Until Somatokine or similar product becomes available, using isolated rhIGF-1 for muscle growth is simply impractical, ineffective, and certainly not cost effective. The only exception might be as a locally applied anabolic. In a study using rats (11), a relatively "unloaded" muscle, the anterior tibialis, was injection with 0.9 - 1.9 MICROGRAMS/kg/day of rhIGF-1 which then mimicked the effects of physically loading the muscle, increasing its mass by ~9% without exercise. There was an increase in protein content, cross sectional area and DNA content. The increase in muscle DNA is presumed to be a result of increased proliferation and differentiation of satellite cells which donate their nuclei upon fusion with damaged or hypertrophying muscle cells. Take note that the quantities of IGF-1 used in the injections were extremely small, much smaller than studies that have shown relatively poor results from administering IGF-1 systemically which range from 1.0 to 6.9 milligrams/kg/day.

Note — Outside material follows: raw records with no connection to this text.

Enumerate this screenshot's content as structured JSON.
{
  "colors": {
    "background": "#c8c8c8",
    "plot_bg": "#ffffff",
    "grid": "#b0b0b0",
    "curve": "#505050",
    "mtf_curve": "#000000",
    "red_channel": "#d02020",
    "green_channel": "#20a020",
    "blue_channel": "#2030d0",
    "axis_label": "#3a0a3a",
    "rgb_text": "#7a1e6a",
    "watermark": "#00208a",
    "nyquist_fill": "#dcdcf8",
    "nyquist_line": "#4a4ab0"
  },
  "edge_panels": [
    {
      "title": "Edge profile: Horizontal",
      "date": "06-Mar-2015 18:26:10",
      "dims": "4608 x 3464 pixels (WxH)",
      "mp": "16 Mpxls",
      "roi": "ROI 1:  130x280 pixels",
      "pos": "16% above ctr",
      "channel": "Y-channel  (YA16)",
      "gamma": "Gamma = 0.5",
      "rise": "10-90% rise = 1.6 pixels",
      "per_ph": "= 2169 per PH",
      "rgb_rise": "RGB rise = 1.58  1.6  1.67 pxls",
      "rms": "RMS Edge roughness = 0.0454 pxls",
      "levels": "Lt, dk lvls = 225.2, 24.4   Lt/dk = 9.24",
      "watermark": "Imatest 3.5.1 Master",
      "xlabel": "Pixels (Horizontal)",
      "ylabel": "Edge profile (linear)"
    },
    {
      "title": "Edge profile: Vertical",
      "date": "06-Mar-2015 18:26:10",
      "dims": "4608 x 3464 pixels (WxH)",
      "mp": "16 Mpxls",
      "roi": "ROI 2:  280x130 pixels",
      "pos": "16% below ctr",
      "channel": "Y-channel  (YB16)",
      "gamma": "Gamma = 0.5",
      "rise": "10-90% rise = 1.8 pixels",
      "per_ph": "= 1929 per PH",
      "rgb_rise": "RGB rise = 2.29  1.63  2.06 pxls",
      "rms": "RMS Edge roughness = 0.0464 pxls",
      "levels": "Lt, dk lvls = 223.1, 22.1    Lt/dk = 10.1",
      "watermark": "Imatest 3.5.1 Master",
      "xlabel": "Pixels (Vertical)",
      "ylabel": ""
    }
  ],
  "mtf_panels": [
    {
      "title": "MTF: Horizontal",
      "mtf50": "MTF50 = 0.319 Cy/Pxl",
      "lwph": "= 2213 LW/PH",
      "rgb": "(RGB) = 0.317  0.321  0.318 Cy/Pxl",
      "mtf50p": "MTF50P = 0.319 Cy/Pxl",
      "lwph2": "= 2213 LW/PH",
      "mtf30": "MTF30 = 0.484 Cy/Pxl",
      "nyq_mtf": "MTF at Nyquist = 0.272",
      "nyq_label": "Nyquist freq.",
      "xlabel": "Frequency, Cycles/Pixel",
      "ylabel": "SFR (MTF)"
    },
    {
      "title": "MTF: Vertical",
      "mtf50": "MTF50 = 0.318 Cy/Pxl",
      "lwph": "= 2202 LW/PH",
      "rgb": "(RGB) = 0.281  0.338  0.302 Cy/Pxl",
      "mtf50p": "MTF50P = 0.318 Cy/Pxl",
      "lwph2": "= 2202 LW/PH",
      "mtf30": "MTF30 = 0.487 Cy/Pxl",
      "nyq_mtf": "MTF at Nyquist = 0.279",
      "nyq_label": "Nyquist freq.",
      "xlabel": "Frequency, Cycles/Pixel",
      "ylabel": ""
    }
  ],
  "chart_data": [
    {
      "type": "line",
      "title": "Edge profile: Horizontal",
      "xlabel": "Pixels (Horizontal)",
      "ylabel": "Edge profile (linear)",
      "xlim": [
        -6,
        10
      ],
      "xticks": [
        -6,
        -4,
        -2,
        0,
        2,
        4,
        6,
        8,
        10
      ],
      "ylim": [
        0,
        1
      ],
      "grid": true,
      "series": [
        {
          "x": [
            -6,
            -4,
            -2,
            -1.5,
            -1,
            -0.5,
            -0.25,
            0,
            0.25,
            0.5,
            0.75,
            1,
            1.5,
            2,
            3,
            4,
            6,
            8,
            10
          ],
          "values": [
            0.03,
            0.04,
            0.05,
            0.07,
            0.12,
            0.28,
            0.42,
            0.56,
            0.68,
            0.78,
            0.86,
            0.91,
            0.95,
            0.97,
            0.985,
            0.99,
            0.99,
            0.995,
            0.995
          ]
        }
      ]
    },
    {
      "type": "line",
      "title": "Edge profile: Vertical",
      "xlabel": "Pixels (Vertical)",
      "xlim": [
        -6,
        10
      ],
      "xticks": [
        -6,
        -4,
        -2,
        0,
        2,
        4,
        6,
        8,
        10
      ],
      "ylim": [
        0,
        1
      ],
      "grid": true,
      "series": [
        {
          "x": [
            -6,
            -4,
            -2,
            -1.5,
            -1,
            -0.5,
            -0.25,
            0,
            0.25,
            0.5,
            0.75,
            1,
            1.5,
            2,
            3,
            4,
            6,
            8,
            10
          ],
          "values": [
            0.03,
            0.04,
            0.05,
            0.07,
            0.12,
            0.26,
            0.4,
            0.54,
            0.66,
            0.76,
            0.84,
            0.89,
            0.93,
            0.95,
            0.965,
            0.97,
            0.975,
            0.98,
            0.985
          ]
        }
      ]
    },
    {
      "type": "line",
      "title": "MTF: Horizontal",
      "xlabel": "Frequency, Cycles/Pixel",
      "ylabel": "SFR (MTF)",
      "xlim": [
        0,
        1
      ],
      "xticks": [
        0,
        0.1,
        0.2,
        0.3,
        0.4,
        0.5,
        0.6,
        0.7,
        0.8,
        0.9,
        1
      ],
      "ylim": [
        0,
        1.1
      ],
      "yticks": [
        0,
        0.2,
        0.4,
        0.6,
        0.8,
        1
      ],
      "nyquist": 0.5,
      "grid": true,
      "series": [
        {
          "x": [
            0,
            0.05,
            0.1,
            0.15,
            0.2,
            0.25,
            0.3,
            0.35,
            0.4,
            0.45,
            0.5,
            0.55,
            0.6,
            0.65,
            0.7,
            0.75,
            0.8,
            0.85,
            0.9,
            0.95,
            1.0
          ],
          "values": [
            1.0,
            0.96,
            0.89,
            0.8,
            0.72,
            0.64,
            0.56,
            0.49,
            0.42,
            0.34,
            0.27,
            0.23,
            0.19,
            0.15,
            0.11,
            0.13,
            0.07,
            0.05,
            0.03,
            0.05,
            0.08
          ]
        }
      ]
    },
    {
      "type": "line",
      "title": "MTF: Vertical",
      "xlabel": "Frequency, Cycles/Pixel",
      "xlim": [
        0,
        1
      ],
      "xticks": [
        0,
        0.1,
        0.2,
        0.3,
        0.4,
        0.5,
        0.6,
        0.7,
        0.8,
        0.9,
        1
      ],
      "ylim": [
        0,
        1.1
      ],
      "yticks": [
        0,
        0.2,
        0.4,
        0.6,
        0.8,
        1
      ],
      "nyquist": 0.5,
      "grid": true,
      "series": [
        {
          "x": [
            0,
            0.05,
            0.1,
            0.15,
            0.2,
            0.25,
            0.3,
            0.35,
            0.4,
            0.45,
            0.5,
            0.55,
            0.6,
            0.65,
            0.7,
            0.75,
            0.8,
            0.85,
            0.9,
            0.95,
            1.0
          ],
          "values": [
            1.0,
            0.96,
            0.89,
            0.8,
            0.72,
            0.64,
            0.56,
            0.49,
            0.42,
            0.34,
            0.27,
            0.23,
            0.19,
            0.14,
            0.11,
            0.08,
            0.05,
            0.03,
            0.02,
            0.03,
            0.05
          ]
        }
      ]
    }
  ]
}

Getting IGF-1 inside the muscle as apposed to in the blood has shown to be extremely anabolic in another exciting animal study using viral mediated gene therapy (12). In this study, a recombinant adeno-associated virus, directing overexpression of insulin-like growth factor I (IGF-I) in mature muscle fibers, was injected into the muscles of mice. The DNA that was originally in the virus was removed along with markers that stimulate immune response. DNA coding for IGF-1 was then put into the virus along with a promoter gene to ensure high rates of transcription. The results were dramatic causing a 15% increase in muscle mass and a 14% increase in strength in young adult mice, once again, without additional exercise. Obviously this technology is not going to be available to bodybuilders any time soon, nevertheless, it’s exciting to consider the possibilities.